In April 2021, President Biden announced new Greenhouse Gas goals of achieving a 50-52% reduction by 2030 from the 2005 levels. One of the fastest aspects of change to come to mind is electronic vehicles. In fact, the announcement references “autoworkers building modern, efficient, electric vehicles and the charging infrastructure to support them.”
The question becomes, however, what is the best way for manufacturers to achieve this, and what are the particular challenges (and solutions) that might arise? These next-generation vehicles will most likely take the form of a hybrid (with an electric motor and an internal combustion engine) vehicle. When people think of electric vehicles, what actually comes to mind is most likely a hybrid, as there are very few solely electric vehicles. A solely electric vehicle lacks an internal combustion engine (ICE) and draws power only from a battery.
Why Manufacturers Are Focusing on the ICE
If electric vehicles are the future, why is the internal combustion engine so pivotal? The answer is that with the volume of cars produced both nationally and worldwide, it’s impossible to transition overnight from “regular” cars to purely electric vehicles. Motor.com reported that “OE manufacturers have been challenged with meeting increased CAFE standards – an average of 54.5 miles per gallon for passenger cars and trucks by 2025 here in the United States.” The drive for efficiency is undergirding the shift, then.

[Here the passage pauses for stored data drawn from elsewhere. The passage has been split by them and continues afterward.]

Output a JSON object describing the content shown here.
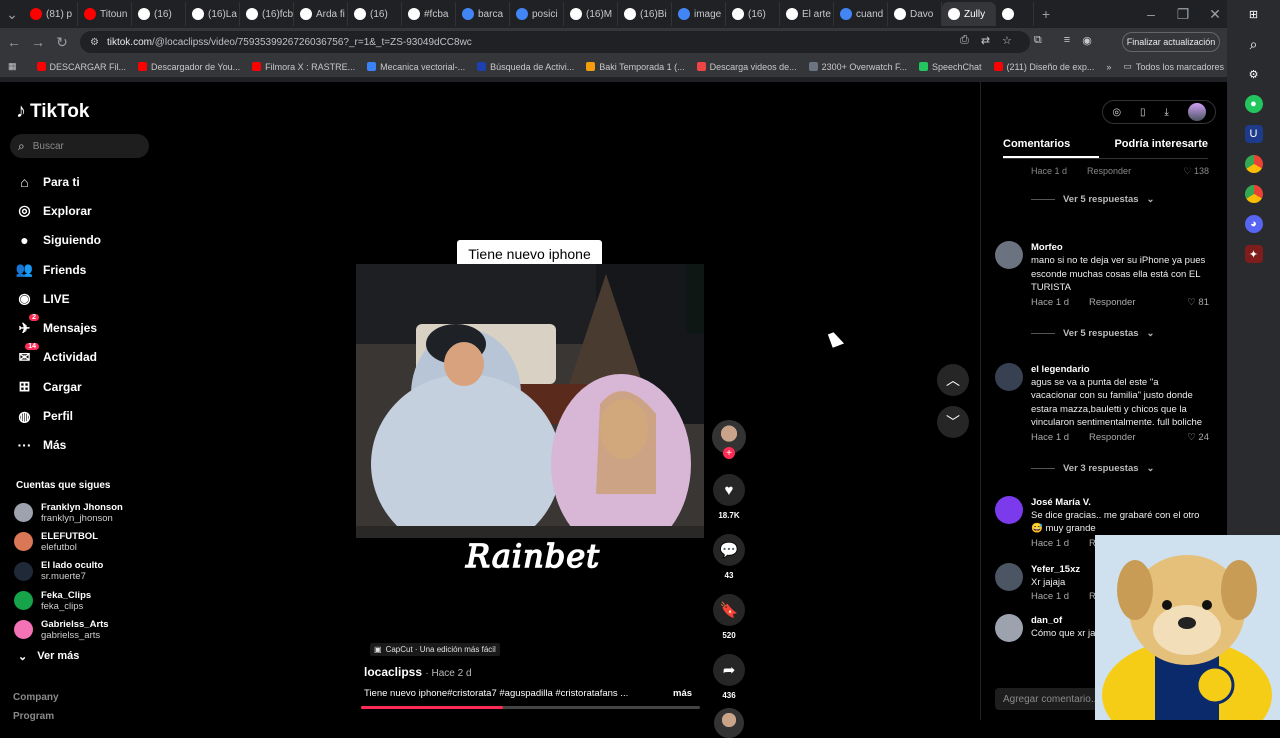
{
  "browser": {
    "tabs": [
      {
        "label": "(81) p",
        "color": "#ff0000"
      },
      {
        "label": "Titoun",
        "color": "#ff0000"
      },
      {
        "label": "(16)",
        "color": "#ffffff"
      },
      {
        "label": "(16)La",
        "color": "#ffffff"
      },
      {
        "label": "(16)fcb",
        "color": "#ffffff"
      },
      {
        "label": "Arda fi",
        "color": "#ffffff"
      },
      {
        "label": "(16)",
        "color": "#ffffff"
      },
      {
        "label": "#fcba",
        "color": "#ffffff"
      },
      {
        "label": "barca",
        "color": "#4285f4"
      },
      {
        "label": "posici",
        "color": "#4285f4"
      },
      {
        "label": "(16)M",
        "color": "#ffffff"
      },
      {
        "label": "(16)Bi",
        "color": "#ffffff"
      },
      {
        "label": "image",
        "color": "#4285f4"
      },
      {
        "label": "(16)",
        "color": "#ffffff"
      },
      {
        "label": "El arte",
        "color": "#ffffff"
      },
      {
        "label": "cuand",
        "color": "#4285f4"
      },
      {
        "label": "Davo",
        "color": "#ffffff"
      },
      {
        "label": "Zully",
        "color": "#ffffff"
      },
      {
        "label": "",
        "color": "#ffffff"
      }
    ],
    "url_host": "tiktok.com",
    "url_path": "/@locaclipss/video/7593539926726036756?_r=1&_t=ZS-93049dCC8wc",
    "update_label": "Finalizar actualización",
    "bookmarks": [
      {
        "label": "DESCARGAR Fil...",
        "color": "#ff0000"
      },
      {
        "label": "Descargador de You...",
        "color": "#ff0000"
      },
      {
        "label": "Filmora X : RASTRE...",
        "color": "#ff0000"
      },
      {
        "label": "Mecanica vectorial-...",
        "color": "#3b82f6"
      },
      {
        "label": "Búsqueda de Activi...",
        "color": "#1e40af"
      },
      {
        "label": "Baki Temporada 1 (...",
        "color": "#f59e0b"
      },
      {
        "label": "Descarga videos de...",
        "color": "#ef4444"
      },
      {
        "label": "2300+ Overwatch F...",
        "color": "#6b7280"
      },
      {
        "label": "SpeechChat",
        "color": "#22c55e"
      },
      {
        "label": "(211) Diseño de exp...",
        "color": "#ff0000"
      }
    ],
    "all_bookmarks_label": "Todos los marcadores"
  },
  "sidebar": {
    "brand": "TikTok",
    "search_placeholder": "Buscar",
    "nav": [
      {
        "label": "Para ti",
        "icon": "home-icon",
        "badge": ""
      },
      {
        "label": "Explorar",
        "icon": "compass-icon",
        "badge": ""
      },
      {
        "label": "Siguiendo",
        "icon": "following-icon",
        "badge": ""
      },
      {
        "label": "Friends",
        "icon": "friends-icon",
        "badge": ""
      },
      {
        "label": "LIVE",
        "icon": "live-icon",
        "badge": ""
      },
      {
        "label": "Mensajes",
        "icon": "messages-icon",
        "badge": "2"
      },
      {
        "label": "Actividad",
        "icon": "activity-icon",
        "badge": "14"
      },
      {
        "label": "Cargar",
        "icon": "upload-icon",
        "badge": ""
      },
      {
        "label": "Perfil",
        "icon": "profile-icon",
        "badge": ""
      },
      {
        "label": "Más",
        "icon": "more-icon",
        "badge": ""
      }
    ],
    "follows_title": "Cuentas que sigues",
    "follows": [
      {
        "name": "Franklyn Jhonson",
        "handle": "franklyn_jhonson",
        "color": "#9ca3af"
      },
      {
        "name": "ELEFUTBOL",
        "handle": "elefutbol",
        "color": "#d97757"
      },
      {
        "name": "El lado oculto",
        "handle": "sr.muerte7",
        "color": "#1f2937"
      },
      {
        "name": "Feka_Clips",
        "handle": "feka_clips",
        "color": "#16a34a"
      },
      {
        "name": "Gabrielss_Arts",
        "handle": "gabrielss_arts",
        "color": "#f472b6"
      }
    ],
    "see_more": "Ver más",
    "footer_company": "Company",
    "footer_program": "Program"
  },
  "video": {
    "caption_overlay": "Tiene nuevo iphone",
    "watermark": "Rainbet",
    "capcut_label": "CapCut · Una edición más fácil",
    "author": "locaclipss",
    "time": "· Hace 2 d",
    "description": "Tiene nuevo iphone#cristorata7 #aguspadilla #cristoratafans ...",
    "more_label": "más",
    "progress": 0.42,
    "likes": "18.7K",
    "comments": "43",
    "saves": "520",
    "shares": "436"
  },
  "comments_panel": {
    "tab_comments": "Comentarios",
    "tab_suggested": "Podría interesarte",
    "top_meta_time": "Hace 1 d",
    "top_meta_reply": "Responder",
    "top_meta_likes": "138",
    "view_replies_1": "Ver 5 respuestas",
    "comments": [
      {
        "user": "Morfeo",
        "text": "mano si no te deja ver su iPhone ya pues esconde muchas cosas ella está con EL TURISTA",
        "time": "Hace 1 d",
        "reply": "Responder",
        "likes": "81",
        "replies": "Ver 5 respuestas",
        "color": "#6b7280"
      },
      {
        "user": "el legendario",
        "text": "agus se va a punta del este \"a vacacionar con su familia\" justo donde estara mazza,bauletti y chicos que la vincularon sentimentalmente. full boliche",
        "time": "Hace 1 d",
        "reply": "Responder",
        "likes": "24",
        "replies": "Ver 3 respuestas",
        "color": "#374151"
      },
      {
        "user": "José María V.",
        "text": "Se dice gracias.. me grabaré con el otro 😅 muy grande",
        "time": "Hace 1 d",
        "reply": "Re",
        "likes": "",
        "replies": "",
        "color": "#7c3aed"
      },
      {
        "user": "Yefer_15xz",
        "text": "Xr jajaja",
        "time": "Hace 1 d",
        "reply": "Re",
        "likes": "",
        "replies": "",
        "color": "#4b5563"
      },
      {
        "user": "dan_of",
        "text": "Cómo que xr ja",
        "time": "",
        "reply": "",
        "likes": "",
        "replies": "",
        "color": "#9ca3af"
      }
    ],
    "add_comment_placeholder": "Agregar comentario..."
  }
}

Many manufacturers are turning to turbocharging to help improve the ICE’s performance. Although the term is a current buzzword, it isn’t actually new technology. The technology dates back to the early 1900s, and its use in cars hails back to the 1950s.
One shift that is new, however, is that many manufacturers are considering creating their own turbochargers rather than outsourcing them. Today’s turbochargers often include microprocessor controls and other microelectronic components. These support the best possible efficiency when it comes to temperature controls, and maintaining temperature differentials in an ICE is critical for performance. The reason this is critical is that a turbocharger is composed of both a “hot” side and a “cold” side. Each of the parts has to fit together seamlessly, with very few gaps.
As one can imagine, the room for error with these components is very low, and in fact, parts need to be produced with minimal tolerances in order to meet safety standards.
CNC Machining is Critical
One of the best ways to create these parts is to use computer numerically controlled machining, or CNC machining. CNC machining can take the form of milling, turning, and more. Because the tools are controlled by a detailed design that has been turned into a computer program, the final produced components have an incredibly low tolerance. CNC machining is also ideal because you can make use of a variety of metals for the necessary parts. Turbochargers often require stainless steel and aluminum. CNC aluminum can be quickly and efficiently crafted into the exact requirements that a turbocharger needs.
Although it might not be possible to overhaul our transportation system immediately, utilizing a turbocharger for both hybrid vehicles and vehicles that only use an ICE will speed the process along.